There are six tools. They are all simple filters, reading information from standard input in one format and writing the same information to standard output in a different format.
| Tool name | Input | Output |
|---|---|---|
| xml2 | XML | Flat |
| html2 | HTML | Flat |
| csv2 | CSV | Flat |
| 2xml | Flat | XML |
| 2html | Flat | HTML |
| 2csv | Flat | CSV |
The ``Flat'' format is specific to these tools. It is a syntax for representing structured markup in a way that makes it easy to process with line-oriented tools. The same format is used for HTML, XML, and CSV; in fact, you can think of html2 as converting HTML to XHTML and running xml2 on the result; likewise 2html and 2xml.
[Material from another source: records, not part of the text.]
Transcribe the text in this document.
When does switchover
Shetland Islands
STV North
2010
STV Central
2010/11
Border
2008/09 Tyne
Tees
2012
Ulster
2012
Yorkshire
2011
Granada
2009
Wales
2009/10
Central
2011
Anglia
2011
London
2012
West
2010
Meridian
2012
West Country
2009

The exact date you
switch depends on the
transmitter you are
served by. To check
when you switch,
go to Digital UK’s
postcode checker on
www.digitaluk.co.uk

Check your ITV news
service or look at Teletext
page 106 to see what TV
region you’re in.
CSV (comma-separated value) files are less expressive than XML or HTML (CSV has no hierarchy), so xml2 | 2csv is a lossy conversion.
To use these tools effectively, it's important to understand the ``Flat'' format. Unfortunately, I'm lazy and sloppy; rather than provide a precise definition of the relationship between XML and ``Flat'', I will simply give you a pile of examples and hope you can generalize correctly. (Good luck!)
| XML | Flat equivalent |
|---|---|
| <thing/> | /thing |
| <thing><subthing/></thing> | /thing/subthing |
| <thing>stuff</thing> | /thing=stuff |
|
<thing> <subthing>substuff</subthing> stuff </thing> |
/thing/subthing=substuff /thing=stuff |
|
<person> <name>Juan Doé</name> <occupation>Zillionaire</occupation> <pet>Dogcow</pet> <address> 123 Camino Real <city>El Dorado</city> <state>AZ</state> <zip>12345</zip> </address> <important/> </person> |
/person/name=Juan Doé /person/occupation=Zillionaire /person/pet=Dogcow /person/address=123 Camino Real /person/address/city=El Dorado /person/address/state=AZ /person/address/zip=12345 /person/important |
|
<collection> <group> <thing>stuff</thing> <thing>stuff</thing> </group> </collection> |
/collection/group/thing=stuff /collection/group/thing /collection/group/thing=stuff |
|
<collection> <group> <thing>stuff</thing> </group> <group> <thing>stuff</thing> </group> </collection> |
/collection/group/thing=stuff /collection/group /collection/group/thing=stuff |
|
<thing> stuff more stuff <other stuff> </thing> |
/thing=stuff /thing= /thing=more stuff /thing=<other stuff> |
| <thing flag="value">stuff</thing> |
/thing/@flag=value /thing=stuff |
|
<?processing instruction?> <thing/> |
/?processing=instruction /thing |
(TO DO: Add equivalent examples for CSV files.)